Na zachodzie kraju wciąż będzie sucho. Od początku maja spadło tam jedynie kilka milimetrów deszczu – lokalnie nie więcej niż 10–15 proc. miesięcznej normy opadowej. Największe nadzieje na poprawę sytuacji upatrywano w burzach, które przeszły przez Polskę podczas majówki, jednak ich punktowy charakter oznaczał, że wiele regionów nie otrzymało ani kropli wody.

Według prognoz IMGW oraz danych modeli pogodowych GFS i ECMWF, od czwartku (16 maja) do niedzieli (19 maja), a być może nawet na początku kolejnego tygodnia, wschodnia część Polski znajdzie się pod wpływem układów niskiego ciśnienia. Te przyniosą długo wyczekiwane opady – miejscami może spaść nawet 50 mm deszczu, czyli więcej niż połowa całej majowej normy.
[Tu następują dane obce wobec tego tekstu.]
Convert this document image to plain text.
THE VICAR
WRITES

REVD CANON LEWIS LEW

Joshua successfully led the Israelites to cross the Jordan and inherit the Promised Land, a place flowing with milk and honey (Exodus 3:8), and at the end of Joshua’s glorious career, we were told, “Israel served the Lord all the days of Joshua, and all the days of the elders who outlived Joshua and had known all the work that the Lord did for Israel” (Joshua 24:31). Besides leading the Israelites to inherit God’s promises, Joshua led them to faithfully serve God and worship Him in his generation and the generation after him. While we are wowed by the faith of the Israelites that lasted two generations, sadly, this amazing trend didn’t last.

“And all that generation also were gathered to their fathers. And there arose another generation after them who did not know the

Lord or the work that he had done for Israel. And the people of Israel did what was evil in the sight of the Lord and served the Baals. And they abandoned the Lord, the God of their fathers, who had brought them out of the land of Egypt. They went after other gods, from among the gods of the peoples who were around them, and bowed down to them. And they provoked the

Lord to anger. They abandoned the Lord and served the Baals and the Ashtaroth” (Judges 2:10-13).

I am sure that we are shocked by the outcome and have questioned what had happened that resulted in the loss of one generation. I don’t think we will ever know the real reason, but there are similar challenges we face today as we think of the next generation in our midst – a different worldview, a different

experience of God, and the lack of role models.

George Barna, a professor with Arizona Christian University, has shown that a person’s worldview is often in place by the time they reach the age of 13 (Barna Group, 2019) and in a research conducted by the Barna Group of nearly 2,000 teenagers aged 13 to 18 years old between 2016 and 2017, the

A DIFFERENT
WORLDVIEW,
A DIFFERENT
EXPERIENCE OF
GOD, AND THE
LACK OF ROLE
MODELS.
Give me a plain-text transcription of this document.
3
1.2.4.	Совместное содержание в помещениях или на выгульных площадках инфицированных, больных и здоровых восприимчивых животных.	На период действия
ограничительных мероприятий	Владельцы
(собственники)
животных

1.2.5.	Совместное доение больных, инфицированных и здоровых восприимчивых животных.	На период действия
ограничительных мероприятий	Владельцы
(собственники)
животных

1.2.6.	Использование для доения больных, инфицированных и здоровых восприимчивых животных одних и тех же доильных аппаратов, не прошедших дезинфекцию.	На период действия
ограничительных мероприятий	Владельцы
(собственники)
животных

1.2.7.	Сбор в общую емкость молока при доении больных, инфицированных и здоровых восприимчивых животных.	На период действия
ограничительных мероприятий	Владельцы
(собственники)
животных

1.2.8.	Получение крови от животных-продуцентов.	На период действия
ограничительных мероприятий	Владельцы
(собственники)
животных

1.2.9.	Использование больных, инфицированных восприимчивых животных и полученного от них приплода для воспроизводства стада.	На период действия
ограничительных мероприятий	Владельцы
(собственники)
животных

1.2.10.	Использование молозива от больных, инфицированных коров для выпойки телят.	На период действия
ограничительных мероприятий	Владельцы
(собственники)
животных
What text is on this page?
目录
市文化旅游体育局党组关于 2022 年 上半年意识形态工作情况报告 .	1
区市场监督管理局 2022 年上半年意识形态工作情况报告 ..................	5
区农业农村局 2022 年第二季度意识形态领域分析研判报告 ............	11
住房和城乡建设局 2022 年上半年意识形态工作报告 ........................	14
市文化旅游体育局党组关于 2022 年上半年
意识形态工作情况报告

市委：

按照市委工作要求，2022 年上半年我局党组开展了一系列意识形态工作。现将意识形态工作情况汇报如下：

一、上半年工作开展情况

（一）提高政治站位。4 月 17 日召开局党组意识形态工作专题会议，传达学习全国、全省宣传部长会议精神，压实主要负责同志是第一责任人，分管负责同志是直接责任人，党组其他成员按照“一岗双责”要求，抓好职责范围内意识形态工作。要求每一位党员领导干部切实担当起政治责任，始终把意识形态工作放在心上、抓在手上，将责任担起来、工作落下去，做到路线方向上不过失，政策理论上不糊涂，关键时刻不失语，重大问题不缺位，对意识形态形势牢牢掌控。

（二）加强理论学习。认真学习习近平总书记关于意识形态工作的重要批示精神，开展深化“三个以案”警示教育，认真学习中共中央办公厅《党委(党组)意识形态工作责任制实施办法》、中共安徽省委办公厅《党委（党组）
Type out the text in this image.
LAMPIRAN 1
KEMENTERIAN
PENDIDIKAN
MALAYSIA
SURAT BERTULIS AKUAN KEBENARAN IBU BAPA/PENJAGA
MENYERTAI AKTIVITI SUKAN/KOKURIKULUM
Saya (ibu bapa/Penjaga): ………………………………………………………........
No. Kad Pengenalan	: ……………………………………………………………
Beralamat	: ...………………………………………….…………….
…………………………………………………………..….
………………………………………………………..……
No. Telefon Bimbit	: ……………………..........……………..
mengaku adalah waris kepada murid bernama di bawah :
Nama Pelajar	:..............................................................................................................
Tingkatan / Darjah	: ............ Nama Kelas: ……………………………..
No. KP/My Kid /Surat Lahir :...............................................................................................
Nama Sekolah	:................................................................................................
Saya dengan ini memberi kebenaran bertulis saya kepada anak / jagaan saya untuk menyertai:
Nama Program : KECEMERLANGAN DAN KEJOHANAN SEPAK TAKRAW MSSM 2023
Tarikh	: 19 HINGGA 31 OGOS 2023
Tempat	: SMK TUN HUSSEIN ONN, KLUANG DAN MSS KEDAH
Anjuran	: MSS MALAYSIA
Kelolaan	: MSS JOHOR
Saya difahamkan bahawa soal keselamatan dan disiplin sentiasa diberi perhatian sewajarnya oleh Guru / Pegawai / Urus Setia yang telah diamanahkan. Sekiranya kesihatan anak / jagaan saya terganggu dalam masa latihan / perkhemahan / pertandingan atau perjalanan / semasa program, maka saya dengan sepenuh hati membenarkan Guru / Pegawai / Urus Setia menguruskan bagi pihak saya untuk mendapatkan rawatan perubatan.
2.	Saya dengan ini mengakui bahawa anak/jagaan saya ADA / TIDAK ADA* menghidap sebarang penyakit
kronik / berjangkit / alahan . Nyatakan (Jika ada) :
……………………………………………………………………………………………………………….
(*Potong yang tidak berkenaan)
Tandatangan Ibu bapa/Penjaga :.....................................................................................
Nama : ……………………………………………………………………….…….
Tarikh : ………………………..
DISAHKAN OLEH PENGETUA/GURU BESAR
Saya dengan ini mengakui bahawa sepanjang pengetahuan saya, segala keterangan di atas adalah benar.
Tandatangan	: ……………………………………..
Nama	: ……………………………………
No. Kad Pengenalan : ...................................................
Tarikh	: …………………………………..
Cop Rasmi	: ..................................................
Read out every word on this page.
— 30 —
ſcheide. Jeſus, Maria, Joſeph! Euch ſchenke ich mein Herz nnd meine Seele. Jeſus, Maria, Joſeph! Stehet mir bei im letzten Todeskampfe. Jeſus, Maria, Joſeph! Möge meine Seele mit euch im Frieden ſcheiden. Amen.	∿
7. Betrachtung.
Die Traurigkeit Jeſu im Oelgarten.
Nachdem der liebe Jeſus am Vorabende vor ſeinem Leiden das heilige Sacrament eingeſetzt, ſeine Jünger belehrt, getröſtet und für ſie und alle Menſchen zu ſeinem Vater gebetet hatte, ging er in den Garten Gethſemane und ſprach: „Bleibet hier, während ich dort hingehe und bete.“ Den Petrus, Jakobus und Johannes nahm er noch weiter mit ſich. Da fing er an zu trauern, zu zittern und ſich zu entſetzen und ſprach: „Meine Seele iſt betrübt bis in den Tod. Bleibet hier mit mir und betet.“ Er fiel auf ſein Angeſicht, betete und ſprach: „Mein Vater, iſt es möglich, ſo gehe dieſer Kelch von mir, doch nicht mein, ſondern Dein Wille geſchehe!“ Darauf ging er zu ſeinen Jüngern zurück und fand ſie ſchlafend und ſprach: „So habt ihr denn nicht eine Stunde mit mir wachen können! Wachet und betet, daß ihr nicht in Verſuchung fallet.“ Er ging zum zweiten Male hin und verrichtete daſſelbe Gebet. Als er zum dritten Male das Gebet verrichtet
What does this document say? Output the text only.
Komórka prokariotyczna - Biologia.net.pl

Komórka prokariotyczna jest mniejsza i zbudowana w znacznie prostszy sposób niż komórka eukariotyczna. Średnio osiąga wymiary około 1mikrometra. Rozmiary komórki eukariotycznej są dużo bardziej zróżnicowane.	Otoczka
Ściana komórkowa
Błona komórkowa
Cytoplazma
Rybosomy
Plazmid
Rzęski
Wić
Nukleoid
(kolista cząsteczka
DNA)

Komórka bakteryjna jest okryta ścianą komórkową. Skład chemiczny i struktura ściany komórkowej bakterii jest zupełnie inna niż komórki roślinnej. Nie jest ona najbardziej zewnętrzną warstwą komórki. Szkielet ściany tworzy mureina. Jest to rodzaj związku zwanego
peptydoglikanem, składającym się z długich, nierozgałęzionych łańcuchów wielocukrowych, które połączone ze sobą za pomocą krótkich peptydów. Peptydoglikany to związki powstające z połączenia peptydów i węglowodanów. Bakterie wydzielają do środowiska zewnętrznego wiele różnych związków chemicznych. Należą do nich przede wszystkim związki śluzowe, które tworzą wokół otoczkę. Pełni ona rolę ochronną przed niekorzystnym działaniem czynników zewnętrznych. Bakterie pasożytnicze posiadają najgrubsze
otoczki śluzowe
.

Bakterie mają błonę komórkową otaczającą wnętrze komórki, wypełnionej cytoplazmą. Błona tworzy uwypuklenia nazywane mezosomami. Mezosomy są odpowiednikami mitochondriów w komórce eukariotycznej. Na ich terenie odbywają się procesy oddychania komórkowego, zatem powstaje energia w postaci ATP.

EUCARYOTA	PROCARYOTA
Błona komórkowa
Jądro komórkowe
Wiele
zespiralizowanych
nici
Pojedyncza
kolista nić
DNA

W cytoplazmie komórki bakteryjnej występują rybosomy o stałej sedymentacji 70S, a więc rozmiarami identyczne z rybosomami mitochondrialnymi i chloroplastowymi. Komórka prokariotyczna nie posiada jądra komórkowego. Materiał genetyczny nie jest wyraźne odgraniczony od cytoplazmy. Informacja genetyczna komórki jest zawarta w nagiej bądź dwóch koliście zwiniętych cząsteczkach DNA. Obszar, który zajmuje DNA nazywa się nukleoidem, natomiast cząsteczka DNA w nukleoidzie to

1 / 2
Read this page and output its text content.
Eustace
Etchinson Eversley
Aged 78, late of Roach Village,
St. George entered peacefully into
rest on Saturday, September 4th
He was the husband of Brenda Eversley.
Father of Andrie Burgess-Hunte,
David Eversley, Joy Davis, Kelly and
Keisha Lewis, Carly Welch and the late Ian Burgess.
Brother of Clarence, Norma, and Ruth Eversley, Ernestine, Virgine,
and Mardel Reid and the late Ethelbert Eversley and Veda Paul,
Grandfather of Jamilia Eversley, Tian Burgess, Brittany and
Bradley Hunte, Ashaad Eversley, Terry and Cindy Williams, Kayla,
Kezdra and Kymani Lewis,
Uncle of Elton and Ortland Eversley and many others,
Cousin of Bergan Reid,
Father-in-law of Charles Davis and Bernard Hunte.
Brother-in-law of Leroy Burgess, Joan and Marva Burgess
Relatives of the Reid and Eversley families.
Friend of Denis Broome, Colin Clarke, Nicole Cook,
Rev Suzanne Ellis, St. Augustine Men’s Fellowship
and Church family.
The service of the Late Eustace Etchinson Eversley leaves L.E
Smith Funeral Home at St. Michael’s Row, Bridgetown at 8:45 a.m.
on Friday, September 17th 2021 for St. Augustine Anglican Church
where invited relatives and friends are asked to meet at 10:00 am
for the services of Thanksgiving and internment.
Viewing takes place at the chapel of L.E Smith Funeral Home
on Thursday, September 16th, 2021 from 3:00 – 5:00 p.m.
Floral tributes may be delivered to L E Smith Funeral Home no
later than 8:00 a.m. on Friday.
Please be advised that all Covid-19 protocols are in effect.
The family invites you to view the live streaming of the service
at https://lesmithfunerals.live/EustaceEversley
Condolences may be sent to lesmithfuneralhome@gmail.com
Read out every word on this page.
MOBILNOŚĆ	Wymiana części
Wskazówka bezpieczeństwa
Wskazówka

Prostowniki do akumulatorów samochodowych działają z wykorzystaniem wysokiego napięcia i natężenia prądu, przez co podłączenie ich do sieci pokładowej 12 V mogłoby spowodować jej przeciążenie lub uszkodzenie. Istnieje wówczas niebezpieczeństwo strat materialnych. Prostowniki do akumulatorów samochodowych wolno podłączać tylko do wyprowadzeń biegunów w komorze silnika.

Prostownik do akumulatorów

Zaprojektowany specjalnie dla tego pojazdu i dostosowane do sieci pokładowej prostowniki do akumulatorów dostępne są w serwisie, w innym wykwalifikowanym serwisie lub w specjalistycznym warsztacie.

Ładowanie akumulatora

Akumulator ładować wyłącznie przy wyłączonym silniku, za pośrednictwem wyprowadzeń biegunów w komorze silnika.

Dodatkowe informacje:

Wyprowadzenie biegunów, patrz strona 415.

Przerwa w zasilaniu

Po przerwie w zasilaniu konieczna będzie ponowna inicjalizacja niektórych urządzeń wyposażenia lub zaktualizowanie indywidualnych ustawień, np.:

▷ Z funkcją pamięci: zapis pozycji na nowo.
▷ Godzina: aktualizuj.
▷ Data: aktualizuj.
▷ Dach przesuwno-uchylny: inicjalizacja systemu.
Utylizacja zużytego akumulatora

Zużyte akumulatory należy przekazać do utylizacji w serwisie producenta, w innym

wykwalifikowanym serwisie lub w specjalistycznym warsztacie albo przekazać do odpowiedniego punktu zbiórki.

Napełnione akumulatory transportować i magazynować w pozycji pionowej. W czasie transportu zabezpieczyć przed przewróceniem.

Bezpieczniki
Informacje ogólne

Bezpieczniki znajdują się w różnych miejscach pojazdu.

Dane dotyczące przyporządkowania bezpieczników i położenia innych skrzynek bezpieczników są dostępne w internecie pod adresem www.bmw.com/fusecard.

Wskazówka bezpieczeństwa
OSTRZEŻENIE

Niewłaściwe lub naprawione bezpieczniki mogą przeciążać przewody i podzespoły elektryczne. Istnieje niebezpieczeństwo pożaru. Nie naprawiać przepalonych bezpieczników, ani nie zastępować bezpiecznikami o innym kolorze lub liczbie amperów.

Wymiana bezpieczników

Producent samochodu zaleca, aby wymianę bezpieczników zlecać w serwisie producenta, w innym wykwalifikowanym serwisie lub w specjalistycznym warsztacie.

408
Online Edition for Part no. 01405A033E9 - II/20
Największe sumy opadów przewiduje się na Podlasiu, Lubelszczyźnie i wschodnich krańcach Mazowsza oraz Małopolski. Choć intensywne, te opady będą rozciągnięte w czasie, co zmniejsza ryzyko podtopień, a zarazem skuteczniej nawodnią przesuszoną glebę.

Tymczasem zachodnia Polska – Wielkopolska, Ziemia Lubuska czy Dolny Śląsk – wciąż ma pozostawać w cieniu opadowym. Prognozy wskazują, że suma opadów w tych regionach do końca tygodnia nie przekroczy 5–10 mm, co oznacza utrzymującą się poważną suszę.

Eksperci z Instytutu Meteorologii i Gospodarki Wodnej (IMGW) już wcześniej ostrzegali przed pogłębiającymi się niedoborami wody. Brak długotrwałych opadów oznacza poważne zagrożenie dla upraw rolnych i gospodarki wodnej w zachodniej części kraju.